1960年代にデビューして以来、『デザイナー』『プライド』『有閑倶楽部』など多数のヒット作を生み出してきた少女漫画界のレジェンド・一条ゆかり。彼女による大人向け辛口エッセイ集『不倫、それは峠の茶屋に似ている たるんだ心に一喝!! 一条ゆかりの金言集』が出版されました。
その作風からか、はたまたキャラクターからか、一条さんは人から相談されることが非常に多いといいます。彼女が人の悩みを聞いていていつも感じるのは、悩みの大半は本人に責任があるのに「私は悪くない」「私はかわいそう」と思っている人が多いことだそうです。本当に幸せになりたいと思うのなら、「相手のせいにするのでなく、まずは『私がへんなことしてないかしら!?』と我が身を振り返るようにしないとダメ」(同書より)だと一条さんは言います。アイタタタ......と耳が痛い人もいるかもしれませんが、そのぶん同書からは多くの気づきや学びが得られるはずです。
そもそもタイトルからして少々刺激的。これも同書に登場する一条さんの金言のひとつ。「不倫、それは峠の茶屋に似ている。お団子を食べたら、まだ明るいうちに出発しないと迷子になります」というものです。

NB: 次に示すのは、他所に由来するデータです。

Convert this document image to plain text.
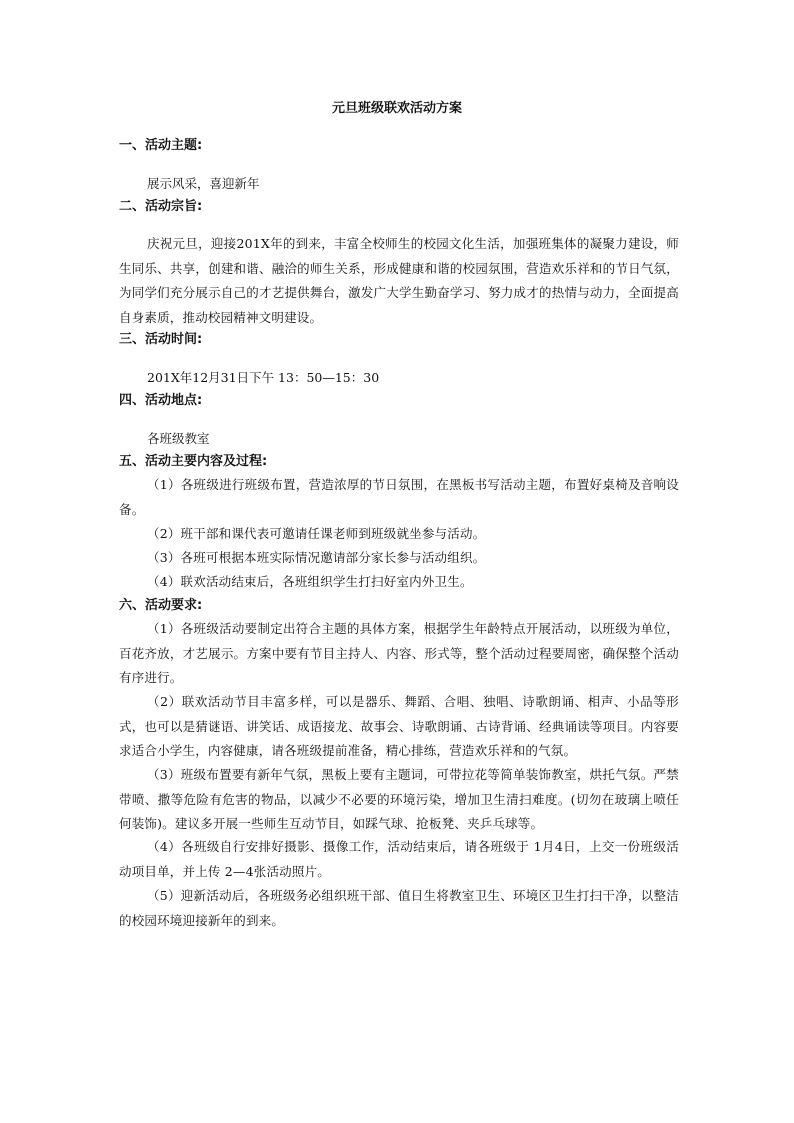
元旦班级联欢活动方案
一、活动主题:
展示风采，喜迎新年
二、活动宗旨:
庆祝元旦，迎接201X年的到来，丰富全校师生的校园文化生活，加强班集体的凝聚力建设，师生同乐、共享，创建和谐、融洽的师生关系，形成健康和谐的校园氛围，营造欢乐祥和的节日气氛，为同学们充分展示自己的才艺提供舞台，激发广大学生勤奋学习、努力成才的热情与动力，全面提高自身素质，推动校园精神文明建设。
三、活动时间:
201X年12月31日下午 13：50—15：30
四、活动地点:
各班级教室
五、活动主要内容及过程:
（1）各班级进行班级布置，营造浓厚的节日氛围，在黑板书写活动主题，布置好桌椅及音响设备。
（2）班干部和课代表可邀请任课老师到班级就坐参与活动。
（3）各班可根据本班实际情况邀请部分家长参与活动组织。
（4）联欢活动结束后，各班组织学生打扫好室内外卫生。
六、活动要求:
（1）各班级活动要制定出符合主题的具体方案，根据学生年龄特点开展活动，以班级为单位，百花齐放，才艺展示。方案中要有节目主持人、内容、形式等，整个活动过程要周密，确保整个活动有序进行。
（2）联欢活动节目丰富多样，可以是器乐、舞蹈、合唱、独唱、诗歌朗诵、相声、小品等形式，也可以是猜谜语、讲笑话、成语接龙、故事会、诗歌朗诵、古诗背诵、经典诵读等项目。内容要求适合小学生，内容健康，请各班级提前准备，精心排练，营造欢乐祥和的气氛。
（3）班级布置要有新年气氛，黑板上要有主题词，可带拉花等简单装饰教室，烘托气氛。严禁带喷、撒等危险有危害的物品，以减少不必要的环境污染，增加卫生清扫难度。(切勿在玻璃上喷任何装饰)。建议多开展一些师生互动节目，如踩气球、抢板凳、夹乒乓球等。
（4）各班级自行安排好摄影、摄像工作，活动结束后，请各班级于 1月4日，上交一份班级活动项目单，并上传 2—4张活动照片。
（5）迎新活动后，各班级务必组织班干部、值日生将教室卫生、环境区卫生打扫干净，以整洁的校园环境迎接新年的到来。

「不倫」の場合、仮に独身女性と既婚男性の恋ならば、あくまでも妻がいる男性をちょっと借りているだけで、シミをつけたり汚したりしないのが大人のマナー、つきあいが長くなり深みにはまる前に引きあげるのが"正しい不倫のやり方"だと一条さんは持論を述べます。
これにはもちろん賛否両論あるとは思いますが、不倫を頭ごなしに否定するのではなく、「とにかく夜の峠はオオカミも出るし、迷子になると怖いので、茶屋でひと休みしたら、明るいうちに出発しましょう!!」(同書より)と茶目っ気も混ぜてアドバイスするところが、さすが酸いも甘いも噛み分けた一条さんならではです。
他にも同書には、「時に『見栄』は原動力になる」「人生のシミュレーションをする時は、自分の欲や欠点から目をそらすな!」「鯛を釣りたいなら、最低限、自分が海老になる必要がある」「そのままのキミはたいてい汚い。入口が汚いと誰もノックしてくれません」など、仕事や恋愛、美容、生き方に通じる86の金言が収録されています。
さらに、一条さんが特別に描き下ろしたショート漫画「その後の有閑倶楽部」が掲載されているのも同書の大きな魅力。剣菱悠理や白鹿野梨子、菊正宗清四郎といったおなじみのメンバーが大人になった姿が、一条さんの考察とともに描かれていて、ファンにとってはそれだけでも読む価値があることでしょう。
顔には出さずとも、心に悩みや葛藤を抱えている人は多いもの。いっときの慰めはいらない、スパッと鋭く世の中の真理を突く言葉がほしいと思う人にとって、同書は前を向いて進む勇気をもらえる一冊になるはずです。